If the above considerations do not seem convincing, we can point out that the validity and transcendental scope of logic (the highest a priori condition) is an essential assumption in Hume (as we discussed in detail before), Kant, Schopenhauer and Husserl.  We can always ask Kant: what gives reason the right to judge itself and its own limits? Does not transcendental logic have to follow the rules of general logic as well (even if it includes important differences)?  And another important approach involves the formal verification principle: challenge the meaning-as-use ordinary language philosophers and neoscholastic dogmatists  to set up their theory of knowledge and mind in a formal system and then proceed to critique those systems using their own rules. The weak conclusion remains the same: either physicalism is false or (qualified) subjective idealism is true. The stronger conclusion is that if consciousness is essentially non-physical and non-local (or even trans-temporal) then this fact tends to strengthen rather than weaken the case for qualified subjective idealism. And if the dogmatists invoke a direct intuitive "given" or direct intuitive acquaintance with allegedly real exterior things then they have no right to discard the direct intuitions of consciousness being the fundamental reality that can be experienced during spiritual development and altered states of consciousness.

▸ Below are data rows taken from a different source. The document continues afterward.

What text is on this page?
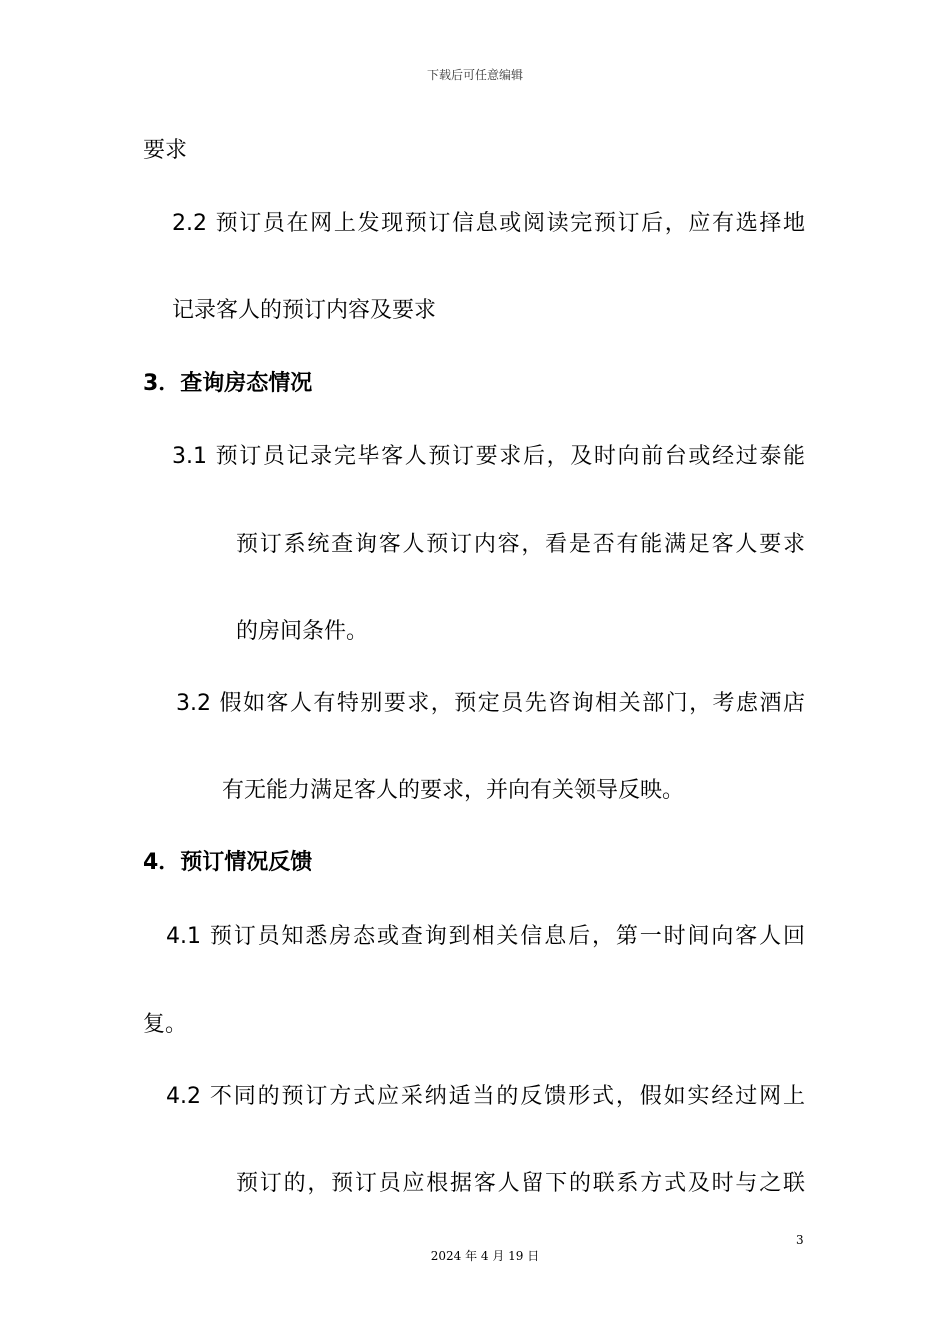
下载后可任意编辑
要求
2.2 预订员在网上发现预订信息或阅读完预订后，应有选择地
记录客人的预订内容及要求
3．查询房态情况
3.1 预订员记录完毕客人预订要求后，及时向前台或经过泰能
预订系统查询客人预订内容，看是否有能满足客人要求
的房间条件。
3.2 假如客人有特别要求，预定员先咨询相关部门，考虑酒店
有无能力满足客人的要求，并向有关领导反映。
4．预订情况反馈
4.1 预订员知悉房态或查询到相关信息后，第一时间向客人回
复。
4.2 不同的预订方式应采纳适当的反馈形式，假如实经过网上
预订的，预订员应根据客人留下的联系方式及时与之联
3
2024 年 4 月 19 日
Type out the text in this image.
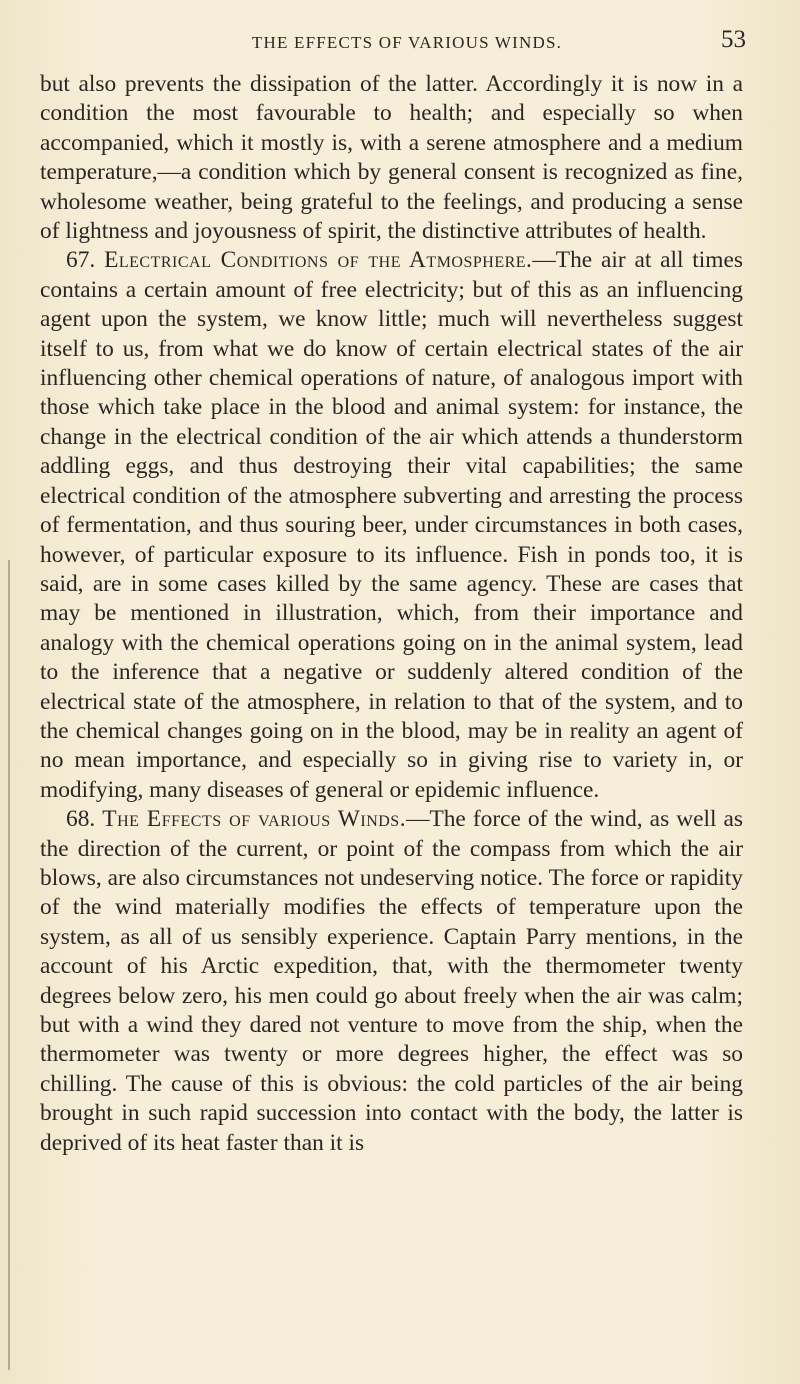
THE EFFECTS OF VARIOUS WINDS.	53

but also prevents the dissipation of the latter. Accordingly it is now in a condition the most favourable to health; and especially so when accompanied, which it mostly is, with a serene atmosphere and a medium temperature,—a condition which by general consent is recognized as fine, wholesome weather, being grateful to the feelings, and producing a sense of lightness and joyousness of spirit, the distinctive attributes of health.

67. Electrical Conditions of the Atmosphere.—The air at all times contains a certain amount of free electricity; but of this as an influencing agent upon the system, we know little; much will nevertheless suggest itself to us, from what we do know of certain electrical states of the air influencing other chemical operations of nature, of analogous import with those which take place in the blood and animal system: for instance, the change in the electrical condition of the air which attends a thunderstorm addling eggs, and thus destroying their vital capabilities; the same electrical condition of the atmosphere subverting and arresting the process of fermentation, and thus souring beer, under circumstances in both cases, however, of particular exposure to its influence. Fish in ponds too, it is said, are in some cases killed by the same agency. These are cases that may be mentioned in illustration, which, from their importance and analogy with the chemical operations going on in the animal system, lead to the inference that a negative or suddenly altered condition of the electrical state of the atmosphere, in relation to that of the system, and to the chemical changes going on in the blood, may be in reality an agent of no mean importance, and especially so in giving rise to variety in, or modifying, many diseases of general or epidemic influence.

68. The Effects of various Winds.—The force of the wind, as well as the direction of the current, or point of the compass from which the air blows, are also circumstances not undeserving notice. The force or rapidity of the wind materially modifies the effects of temperature upon the system, as all of us sensibly experience. Captain Parry mentions, in the account of his Arctic expedition, that, with the thermometer twenty degrees below zero, his men could go about freely when the air was calm; but with a wind they dared not venture to move from the ship, when the thermometer was twenty or more degrees higher, the effect was so chilling. The cause of this is obvious: the cold particles of the air being brought in such rapid succession into contact with the body, the latter is deprived of its heat faster than it is
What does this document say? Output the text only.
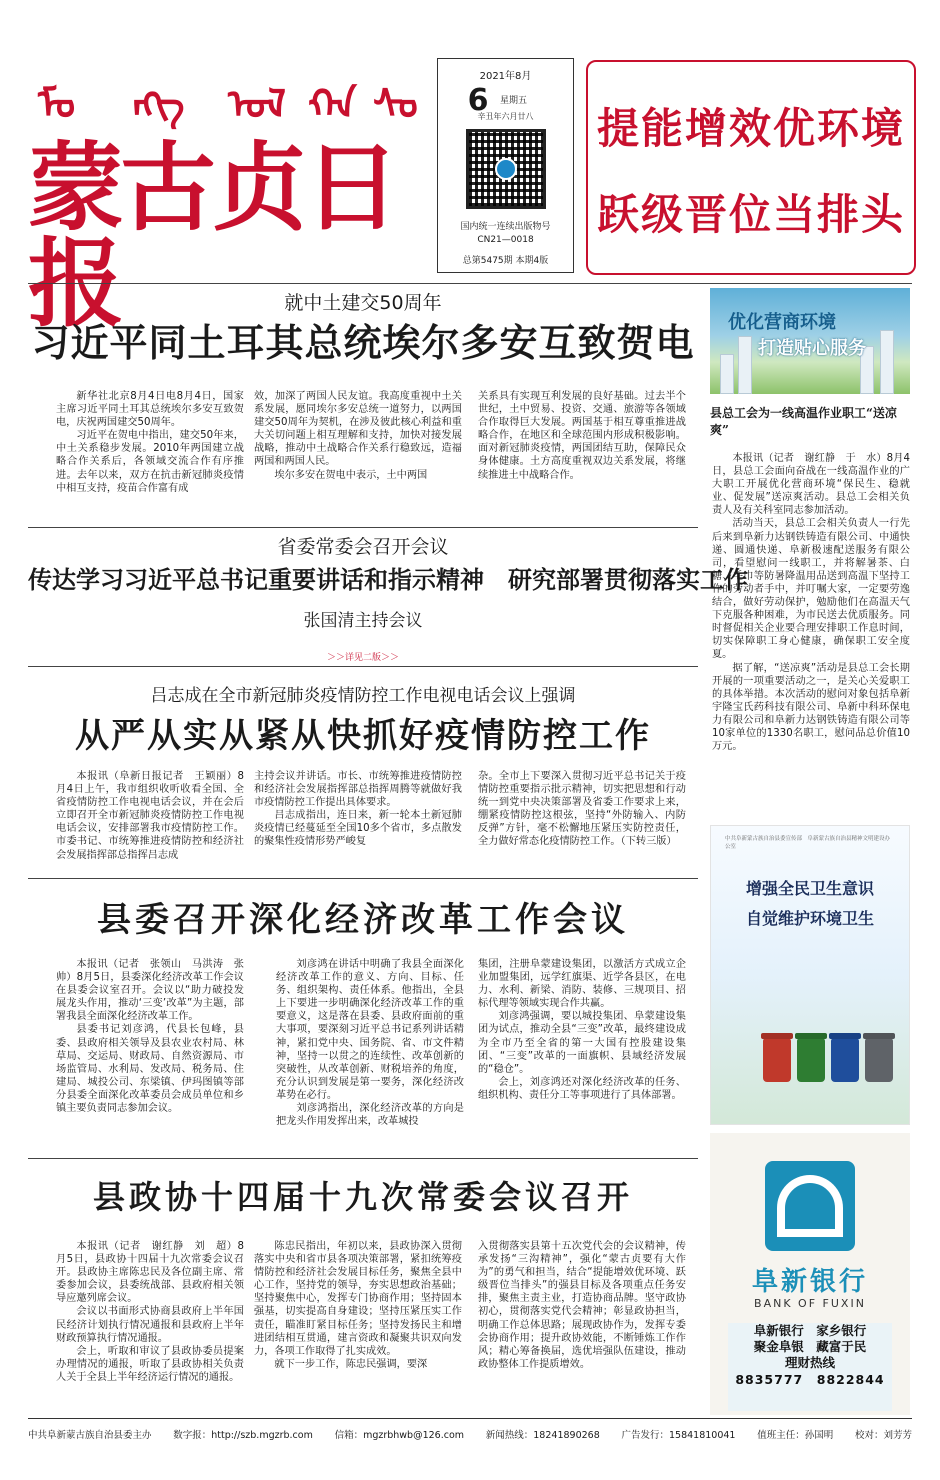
ᠮᠣ ᠩᠭ ᠣᠯ ᠬᠠ ᠰᠤ
蒙古贞日报
2021年8月
6	星期五
辛丑年六月廿八
国内统一连续出版物号
CN21—0018
总第5475期 本期4版
提能增效优环境
跃级晋位当排头
就中土建交50周年
习近平同土耳其总统埃尔多安互致贺电

新华社北京8月4日电8月4日，国家主席习近平同土耳其总统埃尔多安互致贺电，庆祝两国建交50周年。

习近平在贺电中指出，建交50年来，中土关系稳步发展。2010年两国建立战略合作关系后，各领域交流合作有序推进。去年以来，双方在抗击新冠肺炎疫情中相互支持，疫苗合作富有成

效，加深了两国人民友谊。我高度重视中土关系发展，愿同埃尔多安总统一道努力，以两国建交50周年为契机，在涉及彼此核心利益和重大关切问题上相互理解和支持，加快对接发展战略，推动中土战略合作关系行稳致远，造福两国和两国人民。

埃尔多安在贺电中表示，土中两国

关系具有实现互利发展的良好基础。过去半个世纪，土中贸易、投资、交通、旅游等各领域合作取得巨大发展。两国基于相互尊重推进战略合作，在地区和全球范围内形成积极影响。面对新冠肺炎疫情，两国团结互助，保障民众身体健康。土方高度重视双边关系发展，将继续推进土中战略合作。

省委常委会召开会议
传达学习习近平总书记重要讲话和指示精神　研究部署贯彻落实工作
张国清主持会议
＞＞详见二版＞＞
吕志成在全市新冠肺炎疫情防控工作电视电话会议上强调
从严从实从紧从快抓好疫情防控工作

本报讯（阜新日报记者　王颖丽）8月4日上午，我市组织收听收看全国、全省疫情防控工作电视电话会议，并在会后立即召开全市新冠肺炎疫情防控工作电视电话会议，安排部署我市疫情防控工作。市委书记、市统筹推进疫情防控和经济社会发展指挥部总指挥吕志成

主持会议并讲话。市长、市统筹推进疫情防控和经济社会发展指挥部总指挥周腾等就做好我市疫情防控工作提出具体要求。

吕志成指出，连日来，新一轮本土新冠肺炎疫情已经蔓延至全国10多个省市，多点散发的聚集性疫情形势严峻复

杂。全市上下要深入贯彻习近平总书记关于疫情防控重要指示批示精神，切实把思想和行动统一到党中央决策部署及省委工作要求上来，绷紧疫情防控这根弦，坚持“外防输入、内防反弹”方针，毫不松懈地压紧压实防控责任，全力做好常态化疫情防控工作。（下转三版）

县委召开深化经济改革工作会议

本报讯（记者　张领山　马洪涛　张帅）8月5日，县委深化经济改革工作会议在县委会议室召开。会议以“助力破投发展龙头作用，推动‘三变’改革”为主题，部署我县全面深化经济改革工作。

县委书记刘彦鸿，代县长包峰，县委、县政府相关领导及县农业农村局、林草局、交运局、财政局、自然资源局、市场监管局、水利局、发改局、税务局、住建局、城投公司、东梁镇、伊玛图镇等部分县委全面深化改革委员会成员单位和乡镇主要负责同志参加会议。

刘彦鸿在讲话中明确了我县全面深化经济改革工作的意义、方向、目标、任务、组织架构、责任体系。他指出，全县上下要进一步明确深化经济改革工作的重要意义，这是落在县委、县政府面前的重大事项，要深刻习近平总书记系列讲话精神，紧扣党中央、国务院、省、市文件精神，坚持一以贯之的连续性、改革创新的突破性，从改革创新、财税培养的角度，充分认识到发展是第一要务，深化经济改革势在必行。

刘彦鸿指出，深化经济改革的方向是把龙头作用发挥出来，改革城投

集团，注册阜蒙建设集团，以激活方式成立企业加盟集团，远学红旗渠、近学各县区，在电力、水利、新梁、消防、装修、三规项目、招标代理等领域实现合作共赢。

刘彦鸿强调，要以城投集团、阜蒙建设集团为试点，推动全县“三变”改革，最终建设成为全市乃至全省的第一大国有控股建设集团、“三变”改革的一面旗帜、县域经济发展的“稳仓”。

会上，刘彦鸿还对深化经济改革的任务、组织机构、责任分工等事项进行了具体部署。

县政协十四届十九次常委会议召开

本报讯（记者　谢红静　刘　超）8月5日，县政协十四届十九次常委会议召开。县政协主席陈忠民及各位副主席、常委参加会议，县委统战部、县政府相关领导应邀列席会议。

会议以书面形式协商县政府上半年国民经济计划执行情况通报和县政府上半年财政预算执行情况通报。

会上，听取和审议了县政协委员提案办理情况的通报，听取了县政协相关负责人关于全县上半年经济运行情况的通报。

陈忠民指出，年初以来，县政协深入贯彻落实中央和省市县各项决策部署，紧扣统筹疫情防控和经济社会发展目标任务，聚焦全县中心工作，坚持党的领导，夯实思想政治基础；坚持聚焦中心，发挥专门协商作用；坚持固本强基，切实提高自身建设；坚持压紧压实工作责任，瞄准盯紧目标任务；坚持发扬民主和增进团结相互贯通，建言资政和凝聚共识双向发力，各项工作取得了扎实成效。

就下一步工作，陈忠民强调，要深

入贯彻落实县第十五次党代会的会议精神，传承发扬“三沟精神”，强化“蒙古贞要有大作为”的勇气和担当，结合“提能增效优环境、跃级晋位当排头”的强县目标及各项重点任务安排，聚焦主责主业，打造协商品牌。坚守政协初心，贯彻落实党代会精神；彰显政协担当，明确工作总体思路；展现政协作为，发挥专委会协商作用；提升政协效能，不断锤炼工作作风；精心筹备换届，选优培强队伍建设，推动政协整体工作提质增效。

优化营商环境
打造贴心服务
县总工会为一线高温作业职工“送凉爽”

本报讯（记者　谢红静　于　水）8月4日，县总工会面向奋战在一线高温作业的广大职工开展优化营商环境“保民生、稳就业、促发展”送凉爽活动。县总工会相关负责人及有关科室同志参加活动。

活动当天，县总工会相关负责人一行先后来到阜新力达钢铁铸造有限公司、中通快递、圆通快递、阜新极速配送服务有限公司，看望慰问一线职工，并将解暑茶、白糖、毛巾等防暑降温用品送到高温下坚持工作的劳动者手中，并叮嘱大家，一定要劳逸结合，做好劳动保护，勉励他们在高温天气下克服各种困难，为市民送去优质服务。同时督促相关企业要合理安排职工作息时间，切实保障职工身心健康，确保职工安全度夏。

据了解，“送凉爽”活动是县总工会长期开展的一项重要活动之一，是关心关爱职工的具体举措。本次活动的慰问对象包括阜新宇隆宝氏药科技有限公司、阜新中科环保电力有限公司和阜新力达钢铁铸造有限公司等10家单位的1330名职工，慰问品总价值10万元。

中共阜新蒙古族自治县委宣传部　阜新蒙古族自治县精神文明建设办公室
增强全民卫生意识
自觉维护环境卫生
阜新银行
BANK OF FUXIN
阜新银行　家乡银行
聚金阜银　藏富于民
理财热线
8835777　 8822844
中共阜新蒙古族自治县委主办 数字报：http://szb.mgzrb.com 信箱：mgzrbhwb@126.com 新闻热线：18241890268 广告发行：15841810041 值班主任：孙国明 校对：刘芳芳
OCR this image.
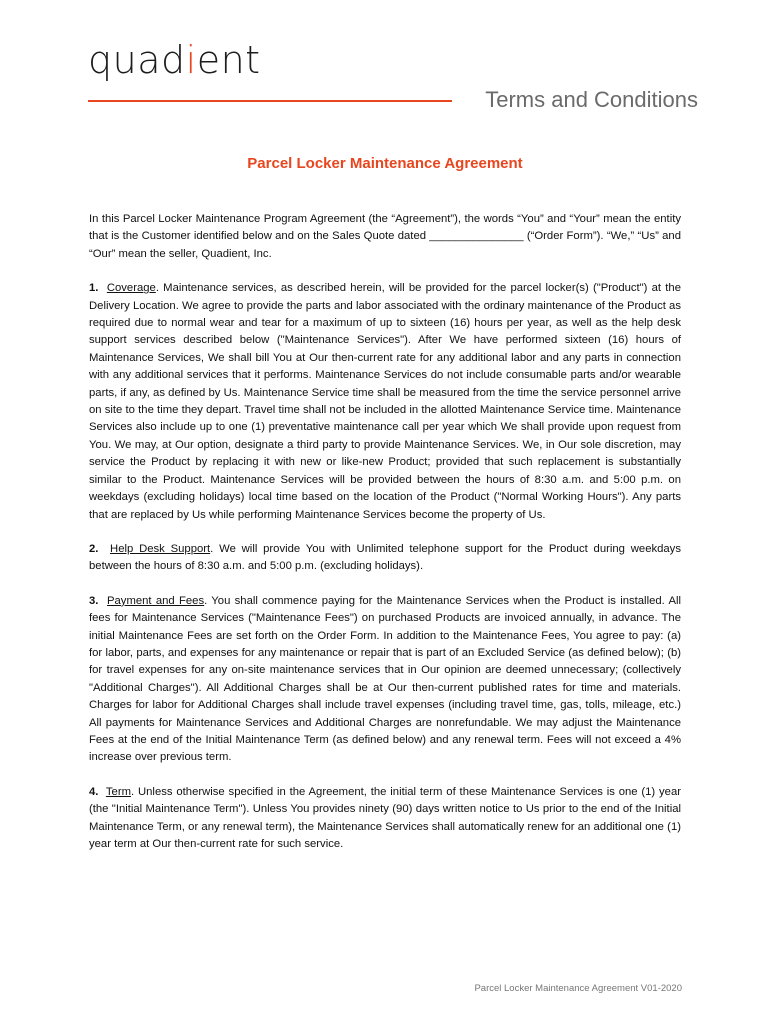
quadient
Terms and Conditions
Parcel Locker Maintenance Agreement

In this Parcel Locker Maintenance Program Agreement (the “Agreement”), the words “You” and “Your” mean the entity that is the Customer identified below and on the Sales Quote dated _______________ (“Order Form”). “We,” “Us” and “Our” mean the seller, Quadient, Inc.

1. Coverage. Maintenance services, as described herein, will be provided for the parcel locker(s) ("Product") at the Delivery Location. We agree to provide the parts and labor associated with the ordinary maintenance of the Product as required due to normal wear and tear for a maximum of up to sixteen (16) hours per year, as well as the help desk support services described below ("Maintenance Services"). After We have performed sixteen (16) hours of Maintenance Services, We shall bill You at Our then-current rate for any additional labor and any parts in connection with any additional services that it performs. Maintenance Services do not include consumable parts and/or wearable parts, if any, as defined by Us. Maintenance Service time shall be measured from the time the service personnel arrive on site to the time they depart. Travel time shall not be included in the allotted Maintenance Service time. Maintenance Services also include up to one (1) preventative maintenance call per year which We shall provide upon request from You. We may, at Our option, designate a third party to provide Maintenance Services. We, in Our sole discretion, may service the Product by replacing it with new or like-new Product; provided that such replacement is substantially similar to the Product. Maintenance Services will be provided between the hours of 8:30 a.m. and 5:00 p.m. on weekdays (excluding holidays) local time based on the location of the Product ("Normal Working Hours"). Any parts that are replaced by Us while performing Maintenance Services become the property of Us.

2. Help Desk Support. We will provide You with Unlimited telephone support for the Product during weekdays between the hours of 8:30 a.m. and 5:00 p.m. (excluding holidays).

3. Payment and Fees. You shall commence paying for the Maintenance Services when the Product is installed. All fees for Maintenance Services ("Maintenance Fees") on purchased Products are invoiced annually, in advance. The initial Maintenance Fees are set forth on the Order Form. In addition to the Maintenance Fees, You agree to pay: (a) for labor, parts, and expenses for any maintenance or repair that is part of an Excluded Service (as defined below); (b) for travel expenses for any on-site maintenance services that in Our opinion are deemed unnecessary; (collectively "Additional Charges"). All Additional Charges shall be at Our then-current published rates for time and materials. Charges for labor for Additional Charges shall include travel expenses (including travel time, gas, tolls, mileage, etc.) All payments for Maintenance Services and Additional Charges are nonrefundable. We may adjust the Maintenance Fees at the end of the Initial Maintenance Term (as defined below) and any renewal term. Fees will not exceed a 4% increase over previous term.

4. Term. Unless otherwise specified in the Agreement, the initial term of these Maintenance Services is one (1) year (the "Initial Maintenance Term"). Unless You provides ninety (90) days written notice to Us prior to the end of the Initial Maintenance Term, or any renewal term), the Maintenance Services shall automatically renew for an additional one (1) year term at Our then-current rate for such service.

Parcel Locker Maintenance Agreement V01-2020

If we are certain that there are universal moral laws known a priori then it would seem to follow that we should treat phenomena which appear to us as being sentient beings as if they really were sentient beings (treat them according to the moral law),  regardless of the non-reality of their first-person phenomenal presentations. This is because we do not have nor could ever have certain knowledge that they do not exist (either entirely or in part) and secondarily because regardless of the situation the practice of moral deeds can only strengthen character and morality itself.  If a child is nice to its toys it will probably be nice to people and animals as well. The similarity of this argument to Pascal's wager is noted.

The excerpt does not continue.